Par Régis Bismuth, Professeur à l’École de droit de Sciences Po

Pourquoi un nouveau montage d’assistance financière à l’Ukraine devient-il nécessaire ?

L’Ukraine fait face à un double impératif financier. Elle doit non seulement soutenir un effort de guerre qui s’inscrit dans la durée et faire face aux multiples dommages que ce conflit a pu causer. Selon l’évaluation conjointe publiée en février 2025 par le gouvernement ukrainien, la Banque mondiale, la Commission européenne et l’ONU, le coût de la reconstruction s’établit à plus de 500 milliards d’euros sur la prochaine décennie.

Face à ces besoins, et alors que l’incertitude pèse sur la continuité du soutien américain et que l’Union européenne cherche à envoyer à Moscou un signal clair de persévérance, les regards se sont portés sur les avoirs russes gelés depuis 2022 dans l’UE. Une large partie de ces avoirs sont ceux de la Banque centrale de Russie (environ 210 milliards d’euros) dont une majorité (environ 185 milliards d’euros) est déposée auprès d’Euroclear, société belge de règlement-livraison de titres.
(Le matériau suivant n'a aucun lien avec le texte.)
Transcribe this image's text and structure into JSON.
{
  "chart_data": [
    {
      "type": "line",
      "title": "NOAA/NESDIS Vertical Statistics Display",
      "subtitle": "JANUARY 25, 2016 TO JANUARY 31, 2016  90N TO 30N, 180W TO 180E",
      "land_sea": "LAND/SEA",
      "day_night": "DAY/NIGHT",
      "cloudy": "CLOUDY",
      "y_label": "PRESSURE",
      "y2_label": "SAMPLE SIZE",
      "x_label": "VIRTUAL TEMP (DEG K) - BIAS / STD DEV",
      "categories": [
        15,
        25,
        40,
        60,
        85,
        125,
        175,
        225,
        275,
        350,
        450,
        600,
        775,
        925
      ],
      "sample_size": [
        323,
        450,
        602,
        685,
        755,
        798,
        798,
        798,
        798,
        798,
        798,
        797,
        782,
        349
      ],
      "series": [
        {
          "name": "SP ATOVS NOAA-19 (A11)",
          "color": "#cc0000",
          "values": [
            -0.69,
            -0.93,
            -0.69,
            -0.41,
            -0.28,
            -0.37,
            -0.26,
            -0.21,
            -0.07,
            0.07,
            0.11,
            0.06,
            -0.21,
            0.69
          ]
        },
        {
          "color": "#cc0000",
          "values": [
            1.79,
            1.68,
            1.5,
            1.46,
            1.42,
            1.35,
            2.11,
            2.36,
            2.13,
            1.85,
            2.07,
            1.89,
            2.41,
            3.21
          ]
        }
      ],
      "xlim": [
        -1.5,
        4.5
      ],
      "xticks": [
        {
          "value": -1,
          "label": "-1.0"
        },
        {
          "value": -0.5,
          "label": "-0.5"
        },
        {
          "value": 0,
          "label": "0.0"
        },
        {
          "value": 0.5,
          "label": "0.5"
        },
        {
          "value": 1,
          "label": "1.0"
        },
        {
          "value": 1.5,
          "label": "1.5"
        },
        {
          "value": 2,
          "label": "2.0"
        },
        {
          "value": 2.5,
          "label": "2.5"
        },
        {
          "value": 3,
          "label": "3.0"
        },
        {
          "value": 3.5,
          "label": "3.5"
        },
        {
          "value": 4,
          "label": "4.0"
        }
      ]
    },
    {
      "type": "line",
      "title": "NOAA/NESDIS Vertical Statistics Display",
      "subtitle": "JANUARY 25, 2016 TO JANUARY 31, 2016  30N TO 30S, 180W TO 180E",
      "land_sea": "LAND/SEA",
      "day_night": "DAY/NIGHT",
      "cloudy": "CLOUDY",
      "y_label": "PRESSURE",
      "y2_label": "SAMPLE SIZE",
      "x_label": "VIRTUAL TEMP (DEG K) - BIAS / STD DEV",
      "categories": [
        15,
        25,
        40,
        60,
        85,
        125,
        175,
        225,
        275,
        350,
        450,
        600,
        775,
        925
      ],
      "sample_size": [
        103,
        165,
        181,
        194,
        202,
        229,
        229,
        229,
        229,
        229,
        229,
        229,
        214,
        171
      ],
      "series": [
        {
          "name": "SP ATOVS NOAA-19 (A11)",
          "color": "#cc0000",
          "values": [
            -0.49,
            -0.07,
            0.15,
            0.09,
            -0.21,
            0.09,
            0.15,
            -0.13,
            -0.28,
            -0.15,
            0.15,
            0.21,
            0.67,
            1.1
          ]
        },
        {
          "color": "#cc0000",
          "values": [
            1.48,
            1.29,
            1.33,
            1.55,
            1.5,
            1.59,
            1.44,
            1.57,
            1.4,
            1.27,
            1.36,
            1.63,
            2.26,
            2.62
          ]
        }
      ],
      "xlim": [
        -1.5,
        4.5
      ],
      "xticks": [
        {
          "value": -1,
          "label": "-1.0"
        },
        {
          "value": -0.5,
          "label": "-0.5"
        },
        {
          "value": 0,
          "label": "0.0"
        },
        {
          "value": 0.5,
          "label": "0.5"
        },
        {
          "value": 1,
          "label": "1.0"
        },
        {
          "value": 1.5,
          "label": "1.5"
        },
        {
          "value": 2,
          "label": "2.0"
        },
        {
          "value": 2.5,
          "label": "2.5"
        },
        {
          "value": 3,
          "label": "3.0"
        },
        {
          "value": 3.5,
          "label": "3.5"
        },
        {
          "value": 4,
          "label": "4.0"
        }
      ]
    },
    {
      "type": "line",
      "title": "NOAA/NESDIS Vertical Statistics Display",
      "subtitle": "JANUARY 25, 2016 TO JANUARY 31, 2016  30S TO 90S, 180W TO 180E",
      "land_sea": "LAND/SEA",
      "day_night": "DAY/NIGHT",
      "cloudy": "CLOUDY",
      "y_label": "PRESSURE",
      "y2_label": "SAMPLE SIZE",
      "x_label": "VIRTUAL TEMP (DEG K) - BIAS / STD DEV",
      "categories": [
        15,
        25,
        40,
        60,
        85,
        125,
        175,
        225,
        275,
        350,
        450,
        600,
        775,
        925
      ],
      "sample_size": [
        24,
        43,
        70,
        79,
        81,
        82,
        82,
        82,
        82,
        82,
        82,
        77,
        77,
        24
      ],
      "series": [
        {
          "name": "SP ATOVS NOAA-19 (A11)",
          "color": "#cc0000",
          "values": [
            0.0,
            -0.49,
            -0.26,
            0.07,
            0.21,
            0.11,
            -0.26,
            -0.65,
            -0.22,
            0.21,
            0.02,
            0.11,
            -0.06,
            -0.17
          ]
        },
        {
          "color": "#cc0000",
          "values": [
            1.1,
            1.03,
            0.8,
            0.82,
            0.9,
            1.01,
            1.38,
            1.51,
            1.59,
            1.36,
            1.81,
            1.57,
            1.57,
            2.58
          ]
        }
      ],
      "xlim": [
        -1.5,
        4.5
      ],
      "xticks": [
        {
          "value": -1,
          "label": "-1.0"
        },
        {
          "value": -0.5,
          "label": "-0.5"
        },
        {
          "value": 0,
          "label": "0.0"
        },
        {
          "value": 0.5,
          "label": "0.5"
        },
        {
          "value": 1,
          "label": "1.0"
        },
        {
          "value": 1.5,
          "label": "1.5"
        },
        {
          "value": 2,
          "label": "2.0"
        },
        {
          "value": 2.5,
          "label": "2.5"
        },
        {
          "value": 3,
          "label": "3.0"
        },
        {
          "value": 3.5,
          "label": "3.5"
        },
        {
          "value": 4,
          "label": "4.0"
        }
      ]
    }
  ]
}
La confiscation pure et simple des avoirs de la Banque centrale de Russie est en l’état exclue tant pour des motifs juridiques que politiques. Une telle confiscation est estimée contraire au droit international des immunités qui protège les avoirs souverains à l’étranger. Il s’agit de la position prudente exprimée récemment par la Commission européenne, la France, l’Allemagne et la Belgique face aux demandes du Parlement européen. Les mêmes redoutent par ailleurs qu’une telle confiscation présente des risques systémiques et réputationnels pour l’euro en envoyant un signal aux États tiers que leurs avoirs dans l’UE ne bénéficieraient pas d’une protection absolue.

Pour contourner ces risques tout en s’employant à mobiliser des ressources au profit de l’Ukraine sur la base des avoirs russes gelés, l’UE a choisi dans un premier temps une voie de crête en cherchant à capter les « recettes inattendues et exceptionnelles » générées au profit des dépositaires centraux au titre des avoirs visés par les mesures restrictives, et ce donc, sans toucher au capital qui serait préservé (v. la décision (PESC) 2024/1470 et le règlement (UE) 2024/1469 du 21 mai 2024). Dans la foulée, en juin 2024, le G7 a décidé le principe d’un prêt à l’Ukraine d’environ 50 milliards de dollars dont le service serait assuré par les revenus générés par les actifs immobilisés, sans encore toucher au capital (pour sa mise en œuvre au sein de l’UE, v. le règlement (UE) 2024/2773 du 24 octobre 2024).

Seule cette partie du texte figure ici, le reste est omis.